For I too have long since been drawn to him,
And he who had mocked me a year and half
Graciously granted me my lustful whim.

But just as before, he then drew with a start
His most dreadful bow, shooting me with a laugh,
And see how the wound has spread out in my heart!

אפרים לוצאטו
כי עזה כמוות אהבה

 
אַחַי הַבַּחוּרִים, אִם נָא תַשְׁקִיפוּ
הַיֶּלֶד הָעִוֵּר נָאוֶה מִנֶּגֶד,
גַּלּוּ אֶת עֵינֵיכֶם וּרְאֹה הוֹסִיפוּ,
כִּי הוּא מַסְתִּיר חִצִּים תַּחַת הַבֶּגֶד.
 
הֵא שִׂפְתוֹתָיו רַכּוּ, הַטֵּף יַטִּיפוּ
כָּל-עֹנֶג, כָּל-שָׂשׂוֹן, כָּל-טוּב, כָּל-מֶגֶד.
רַק שַׁרְעַפָּיו זָרִים, הַקֵּף יַקִּיפוּ
כָּל-אָוֶן, כָּל-מִרְמָה, כָּל-רִיב, כָּל-בֶּגֶד.
 
גַּם אָנֹכִי מֵאָז אֵלָיו נִקְרֵאתִי,
אַף הוּא כִמְצַחֵק בִּי שָׁנָה וָחֵצִי,
חָנַנִי בִנְדָבָה מַה הִתְאַוֵּיתִי.
 
אוּלָם כִּתְמוֹל שִׁלְשׁוֹם דָּרַךְ עַד רֶגַע
קַשְׁתּוֹ הַנּוֹרָאָה וַיּוֹר בִּי חֵצִי,
וּרְאוּ כִי בִלְבָבִי פָשָׂה הַנֶּגַע.
י

Transliteration/תעתיק:

‘Aḥái ha-baḥurím, ‘im na tashkífu
Ha-yéled ha-ʕivéir navéh mi-néged,
Galú ‘et ʕeineikhém u-re’óh hosífu,
Ki hu mastír ḥitzím táḥat ha-béged.

Hei siftotáv rakú, hatéif yatífu
Kol ʕóneg, kol sasón, kol tuv, kol méged.
Rak sharʕapáv zarím, hakéif yakífu
Kol ‘áven, kol mirmáh, kol riv, kol béged.

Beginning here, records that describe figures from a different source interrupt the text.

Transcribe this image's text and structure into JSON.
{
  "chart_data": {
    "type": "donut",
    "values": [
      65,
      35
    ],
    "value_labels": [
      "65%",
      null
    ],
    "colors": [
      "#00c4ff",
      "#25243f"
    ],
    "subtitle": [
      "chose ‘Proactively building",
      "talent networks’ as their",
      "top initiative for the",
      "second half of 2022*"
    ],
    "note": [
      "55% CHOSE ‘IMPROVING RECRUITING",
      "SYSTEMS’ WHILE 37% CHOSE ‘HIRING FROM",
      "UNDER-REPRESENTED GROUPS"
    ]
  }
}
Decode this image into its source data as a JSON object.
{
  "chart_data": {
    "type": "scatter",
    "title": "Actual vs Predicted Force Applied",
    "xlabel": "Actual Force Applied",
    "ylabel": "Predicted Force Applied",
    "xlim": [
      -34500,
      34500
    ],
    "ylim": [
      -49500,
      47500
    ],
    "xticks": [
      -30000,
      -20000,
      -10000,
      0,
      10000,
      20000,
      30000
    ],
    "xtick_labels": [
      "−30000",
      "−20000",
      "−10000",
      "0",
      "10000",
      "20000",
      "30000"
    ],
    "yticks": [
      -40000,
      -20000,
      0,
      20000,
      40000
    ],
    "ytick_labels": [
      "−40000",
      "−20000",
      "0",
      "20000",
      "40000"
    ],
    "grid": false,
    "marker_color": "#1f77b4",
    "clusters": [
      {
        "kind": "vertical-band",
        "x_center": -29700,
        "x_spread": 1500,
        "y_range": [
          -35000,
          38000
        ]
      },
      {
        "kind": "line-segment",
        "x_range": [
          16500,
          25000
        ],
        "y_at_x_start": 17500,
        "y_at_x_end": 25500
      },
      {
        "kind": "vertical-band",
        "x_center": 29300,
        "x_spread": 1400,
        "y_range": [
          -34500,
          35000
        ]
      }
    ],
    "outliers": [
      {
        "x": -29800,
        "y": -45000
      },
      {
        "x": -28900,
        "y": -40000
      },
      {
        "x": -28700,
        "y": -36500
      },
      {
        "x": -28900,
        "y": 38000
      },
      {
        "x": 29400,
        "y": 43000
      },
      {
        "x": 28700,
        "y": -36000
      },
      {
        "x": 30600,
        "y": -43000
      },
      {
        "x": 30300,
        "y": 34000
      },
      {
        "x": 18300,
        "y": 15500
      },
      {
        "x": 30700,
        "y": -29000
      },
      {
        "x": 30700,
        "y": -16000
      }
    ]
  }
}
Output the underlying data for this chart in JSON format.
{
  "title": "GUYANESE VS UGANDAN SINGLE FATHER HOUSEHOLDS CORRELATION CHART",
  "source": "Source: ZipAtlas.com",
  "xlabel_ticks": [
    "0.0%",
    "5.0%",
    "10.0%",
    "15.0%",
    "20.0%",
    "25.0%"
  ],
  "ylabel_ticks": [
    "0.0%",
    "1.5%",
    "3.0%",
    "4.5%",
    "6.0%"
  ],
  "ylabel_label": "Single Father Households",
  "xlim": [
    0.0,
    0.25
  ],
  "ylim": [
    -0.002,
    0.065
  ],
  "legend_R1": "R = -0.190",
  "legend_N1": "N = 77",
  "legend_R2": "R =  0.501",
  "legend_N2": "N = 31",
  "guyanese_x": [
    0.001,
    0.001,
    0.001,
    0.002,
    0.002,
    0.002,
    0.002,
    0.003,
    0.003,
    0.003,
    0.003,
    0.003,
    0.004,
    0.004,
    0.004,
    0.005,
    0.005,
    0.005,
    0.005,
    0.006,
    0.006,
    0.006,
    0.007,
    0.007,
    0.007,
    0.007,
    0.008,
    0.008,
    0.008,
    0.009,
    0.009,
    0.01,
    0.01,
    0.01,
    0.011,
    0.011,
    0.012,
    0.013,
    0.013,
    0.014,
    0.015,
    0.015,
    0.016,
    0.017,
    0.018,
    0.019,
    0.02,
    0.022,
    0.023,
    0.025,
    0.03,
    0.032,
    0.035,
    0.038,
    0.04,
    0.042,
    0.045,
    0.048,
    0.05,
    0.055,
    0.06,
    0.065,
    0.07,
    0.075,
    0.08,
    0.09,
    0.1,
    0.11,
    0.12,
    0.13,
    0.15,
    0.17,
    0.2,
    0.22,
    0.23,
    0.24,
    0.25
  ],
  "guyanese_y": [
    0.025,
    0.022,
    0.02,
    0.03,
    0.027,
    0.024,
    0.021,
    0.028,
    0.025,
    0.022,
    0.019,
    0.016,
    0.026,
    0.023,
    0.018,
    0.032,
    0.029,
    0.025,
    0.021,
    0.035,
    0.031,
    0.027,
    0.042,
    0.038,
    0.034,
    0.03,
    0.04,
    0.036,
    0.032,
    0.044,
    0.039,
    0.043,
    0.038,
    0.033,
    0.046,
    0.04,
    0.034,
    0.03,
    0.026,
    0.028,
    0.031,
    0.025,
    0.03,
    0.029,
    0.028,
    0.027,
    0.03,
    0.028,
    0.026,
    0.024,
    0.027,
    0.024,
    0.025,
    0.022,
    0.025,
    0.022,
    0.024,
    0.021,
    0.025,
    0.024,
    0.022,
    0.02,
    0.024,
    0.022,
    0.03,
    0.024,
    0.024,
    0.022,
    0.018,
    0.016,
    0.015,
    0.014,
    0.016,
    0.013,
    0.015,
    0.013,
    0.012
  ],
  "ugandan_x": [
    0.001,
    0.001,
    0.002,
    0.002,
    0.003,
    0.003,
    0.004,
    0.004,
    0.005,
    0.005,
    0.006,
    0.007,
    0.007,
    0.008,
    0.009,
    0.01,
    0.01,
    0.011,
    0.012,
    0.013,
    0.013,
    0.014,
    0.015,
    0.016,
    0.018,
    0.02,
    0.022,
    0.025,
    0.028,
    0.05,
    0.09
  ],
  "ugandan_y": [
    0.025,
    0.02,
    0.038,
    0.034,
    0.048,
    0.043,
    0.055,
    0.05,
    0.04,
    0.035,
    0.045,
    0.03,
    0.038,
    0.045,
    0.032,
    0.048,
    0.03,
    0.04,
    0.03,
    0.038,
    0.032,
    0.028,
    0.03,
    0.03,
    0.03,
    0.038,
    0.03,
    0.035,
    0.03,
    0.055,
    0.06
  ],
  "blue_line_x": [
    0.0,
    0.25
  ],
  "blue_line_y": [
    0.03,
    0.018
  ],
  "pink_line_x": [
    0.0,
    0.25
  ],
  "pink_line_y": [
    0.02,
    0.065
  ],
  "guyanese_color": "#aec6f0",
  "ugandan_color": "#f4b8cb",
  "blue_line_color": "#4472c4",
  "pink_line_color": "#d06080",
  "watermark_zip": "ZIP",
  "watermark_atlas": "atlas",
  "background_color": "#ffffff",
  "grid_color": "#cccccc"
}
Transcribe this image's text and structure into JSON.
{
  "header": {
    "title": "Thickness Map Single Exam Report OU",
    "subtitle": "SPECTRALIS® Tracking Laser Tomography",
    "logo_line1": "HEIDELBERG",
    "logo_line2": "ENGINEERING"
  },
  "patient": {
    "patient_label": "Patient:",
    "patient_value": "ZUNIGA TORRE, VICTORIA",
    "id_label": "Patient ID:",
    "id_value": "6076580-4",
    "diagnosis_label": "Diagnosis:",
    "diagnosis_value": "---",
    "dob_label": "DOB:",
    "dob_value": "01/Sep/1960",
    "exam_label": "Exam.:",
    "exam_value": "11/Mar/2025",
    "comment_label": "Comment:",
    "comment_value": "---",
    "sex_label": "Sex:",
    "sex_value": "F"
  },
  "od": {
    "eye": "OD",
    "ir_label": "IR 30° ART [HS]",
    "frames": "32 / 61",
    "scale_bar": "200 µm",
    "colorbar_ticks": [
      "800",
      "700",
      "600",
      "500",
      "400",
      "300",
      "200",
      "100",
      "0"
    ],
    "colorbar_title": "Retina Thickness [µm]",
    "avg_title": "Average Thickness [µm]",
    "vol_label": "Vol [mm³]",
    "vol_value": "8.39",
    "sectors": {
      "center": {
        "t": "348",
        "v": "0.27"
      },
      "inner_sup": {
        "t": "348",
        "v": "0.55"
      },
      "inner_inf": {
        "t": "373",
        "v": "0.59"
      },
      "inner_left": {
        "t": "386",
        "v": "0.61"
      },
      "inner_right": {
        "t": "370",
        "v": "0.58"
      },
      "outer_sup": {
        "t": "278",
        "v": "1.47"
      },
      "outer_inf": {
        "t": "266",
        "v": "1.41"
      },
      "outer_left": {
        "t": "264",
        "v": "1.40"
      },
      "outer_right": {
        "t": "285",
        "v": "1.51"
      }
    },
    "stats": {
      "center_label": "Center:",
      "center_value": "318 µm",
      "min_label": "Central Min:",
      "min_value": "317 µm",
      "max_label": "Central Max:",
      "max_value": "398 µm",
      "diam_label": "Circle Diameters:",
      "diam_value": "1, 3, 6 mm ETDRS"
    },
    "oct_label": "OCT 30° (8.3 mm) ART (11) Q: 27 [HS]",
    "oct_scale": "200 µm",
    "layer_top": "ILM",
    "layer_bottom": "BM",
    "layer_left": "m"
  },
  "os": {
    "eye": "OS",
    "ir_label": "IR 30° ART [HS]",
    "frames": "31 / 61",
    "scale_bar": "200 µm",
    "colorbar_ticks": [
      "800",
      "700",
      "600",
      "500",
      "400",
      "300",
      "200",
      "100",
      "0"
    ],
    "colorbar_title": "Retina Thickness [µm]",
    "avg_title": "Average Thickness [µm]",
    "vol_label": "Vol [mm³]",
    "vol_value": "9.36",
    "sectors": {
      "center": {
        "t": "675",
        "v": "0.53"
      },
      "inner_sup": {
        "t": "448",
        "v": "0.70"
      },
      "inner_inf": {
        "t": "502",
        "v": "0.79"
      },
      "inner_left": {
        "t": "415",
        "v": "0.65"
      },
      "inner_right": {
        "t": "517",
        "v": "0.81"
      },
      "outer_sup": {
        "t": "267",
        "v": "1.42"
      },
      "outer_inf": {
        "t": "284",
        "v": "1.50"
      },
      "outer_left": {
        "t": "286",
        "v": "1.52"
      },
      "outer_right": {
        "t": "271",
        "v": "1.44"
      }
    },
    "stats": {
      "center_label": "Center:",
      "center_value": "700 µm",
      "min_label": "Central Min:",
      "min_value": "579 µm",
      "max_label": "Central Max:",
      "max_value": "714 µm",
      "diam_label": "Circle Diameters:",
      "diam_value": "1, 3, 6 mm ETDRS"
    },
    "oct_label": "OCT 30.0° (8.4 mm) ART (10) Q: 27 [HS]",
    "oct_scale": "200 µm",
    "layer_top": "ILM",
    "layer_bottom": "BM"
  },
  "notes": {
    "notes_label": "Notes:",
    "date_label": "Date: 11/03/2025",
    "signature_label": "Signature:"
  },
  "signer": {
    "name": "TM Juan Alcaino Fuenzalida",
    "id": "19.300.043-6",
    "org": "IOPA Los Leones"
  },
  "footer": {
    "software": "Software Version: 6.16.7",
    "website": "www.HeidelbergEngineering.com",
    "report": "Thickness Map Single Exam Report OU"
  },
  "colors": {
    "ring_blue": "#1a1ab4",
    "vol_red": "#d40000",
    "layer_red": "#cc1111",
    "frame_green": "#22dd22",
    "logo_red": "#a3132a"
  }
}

Gam ‘anokhí mei’áz ‘eiláv nikréiti,
‘Af hu khi-metzaḥéik bi shanáh va-ḥéitzi,
Ḥanáni vi-nedaváh mah hitavéiti.

‘Ulám ki-temól shilshóm darákh ʕad régaʕ
Kashtó ha-nora’áh va-yór bi ḥeitzí,
U-re’ú khi vi-levaví fasáh ha-négaʕ.